Paracetamol (4-acetamidophenol) also known as acetaminophen is used for the treatment of fever and colds in both children and adults. It can be obtained as both prescription and as an over-the-counter medicine. Paracetamol has no real side-effects when taken at the stated doses and can be taken by anyone of any age, sex or condition. Paracetamol can be used by those whom are sensitive to aspirin and endured by those with peptic ulcers. The dose form is usually tablet for immediate consumption, although it is available in liquid formulation which might be ideal for young children. Similarly to aspirin, paracetamol also has analgesic and antipyretic effects for pain and fever relief. But increased dosages do not help with anti-inflammatory affects unlike aspirin and NSAIDs; hence they cannot be used for anti-inflammatory uses though they are still very good pain relievers. Symptoms for conditions such as influenza, common cold and sinusitis can be relieved by paracetamol when combined with decongestant ingredients to relieve nasal congestion, headaches, fever and general aches.
As we know already NSAIDs such as aspirin can cause gastrointestinal side effects due to their activity of blocking COX-1. However, paracetamol does not cause any unwanted gastrointestinal effects, as it does not act on COX-1 and COX-2; this also explains why they have an inability of anti-inflammatory action. The reason for this is unknown but recent research carried out has shown that there is also a COX-3 cyclooxygenase enzyme located in the spinal cord and the brain which is distinct to both the known enzymes COX-1 and COX-2 cyclooxygenase. Paracetamol selectively inhibits the COX-3 enzyme; which reduces fever and relieves pain but at the same time avoids any unwanted gastrointestinal side effects.

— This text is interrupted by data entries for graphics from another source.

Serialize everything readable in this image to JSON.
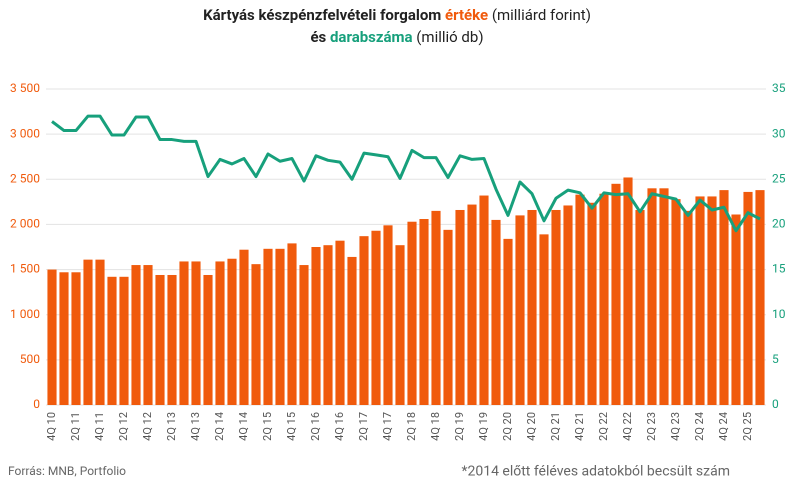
{
  "chart_data": {
    "type": "bar_line",
    "title_parts": [
      [
        "Kártyás készpénzfelvételi forgalom ",
        "értéke",
        " (milliárd forint)"
      ],
      [
        "és ",
        "darabszáma",
        " (millió db)"
      ]
    ],
    "source": "Forrás: MNB, Portfolio",
    "note": "*2014 előtt féléves adatokból becsült szám",
    "categories": [
      "4Q 10",
      null,
      "2Q 11",
      null,
      "4Q 11",
      null,
      "2Q 12",
      null,
      "4Q 12",
      null,
      "2Q 13",
      null,
      "4Q 13",
      null,
      "2Q 14",
      null,
      "4Q 14",
      null,
      "2Q 15",
      null,
      "4Q 15",
      null,
      "2Q 16",
      null,
      "4Q 16",
      null,
      "2Q 17",
      null,
      "4Q 17",
      null,
      "2Q 18",
      null,
      "4Q 18",
      null,
      "2Q 19",
      null,
      "4Q 19",
      null,
      "2Q 20",
      null,
      "4Q 20",
      null,
      "2Q 21",
      null,
      "4Q 21",
      null,
      "2Q 22",
      null,
      "4Q 22",
      null,
      "2Q 23",
      null,
      "4Q 23",
      null,
      "2Q 24",
      null,
      "4Q 24",
      null,
      "2Q 25",
      null
    ],
    "series": [
      {
        "name": "értéke",
        "color": "#f05a0c",
        "kind": "bar",
        "values": [
          1500,
          1470,
          1470,
          1610,
          1610,
          1420,
          1420,
          1550,
          1550,
          1440,
          1440,
          1590,
          1590,
          1440,
          1590,
          1620,
          1720,
          1560,
          1730,
          1730,
          1790,
          1550,
          1750,
          1770,
          1820,
          1640,
          1870,
          1930,
          1990,
          1770,
          2030,
          2060,
          2150,
          1940,
          2160,
          2220,
          2320,
          2050,
          1840,
          2100,
          2160,
          1890,
          2160,
          2210,
          2330,
          2240,
          2340,
          2450,
          2520,
          2160,
          2400,
          2400,
          2280,
          2150,
          2310,
          2310,
          2380,
          2110,
          2360,
          2380
        ]
      },
      {
        "name": "darabszáma",
        "color": "#17a07c",
        "kind": "line",
        "axis": "y2",
        "values": [
          31.4,
          30.4,
          30.4,
          32,
          32,
          29.9,
          29.9,
          31.9,
          31.9,
          29.4,
          29.4,
          29.2,
          29.2,
          25.3,
          27.2,
          26.7,
          27.3,
          25.3,
          27.8,
          27.0,
          27.3,
          24.8,
          27.6,
          27.1,
          26.9,
          25.0,
          27.9,
          27.7,
          27.5,
          25.1,
          28.2,
          27.4,
          27.4,
          25.2,
          27.6,
          27.2,
          27.3,
          23.9,
          21.0,
          24.7,
          23.4,
          20.4,
          22.9,
          23.8,
          23.5,
          21.8,
          23.5,
          23.3,
          23.4,
          21.4,
          23.4,
          23.1,
          22.8,
          21.0,
          22.7,
          21.6,
          21.9,
          19.3,
          21.3,
          20.6
        ]
      }
    ],
    "ylim": [
      0,
      3500
    ],
    "yticks": [
      0,
      500,
      {
        "value": 1000,
        "label": "1 000"
      },
      {
        "value": 1500,
        "label": "1 500"
      },
      {
        "value": 2000,
        "label": "2 000"
      },
      {
        "value": 2500,
        "label": "2 500"
      },
      {
        "value": 3000,
        "label": "3 000"
      },
      {
        "value": 3500,
        "label": "3 500"
      }
    ],
    "y2lim": [
      0,
      35
    ],
    "y2ticks": [
      0,
      5,
      10,
      15,
      20,
      25,
      30,
      35
    ],
    "grid": true
  }
}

Non-steroidal anti-inflammatory drugs (NSAIDs) are a category of medicines which are utilized to ease: inflammation, stiffness, mild to moderate pain and fever. Their anti-inflammatory action is equal to that of aspirin; they have antipyretic, analgesic and platelet-inhibitory effects
The difference to that of aspirin is that the effects on platelet aggregation are temporary by NSAIDs. All NSAIDs are not permitted for identical functions. A series of different medical conditions that cause pain are also treated using NSAIDs. They can be found in both generic and brand-name versions and are obtained via prescription or non-prescription strengths. Hormones called prostaglandins which are the cause of pain and inflammation are thought to be inhibited by NSAIDs. NSAIDs can be used alongside other medications used to treat sinus, flu and many common cold products. These can be used to help with sinus problems, fever and flu symptoms or aches and pains.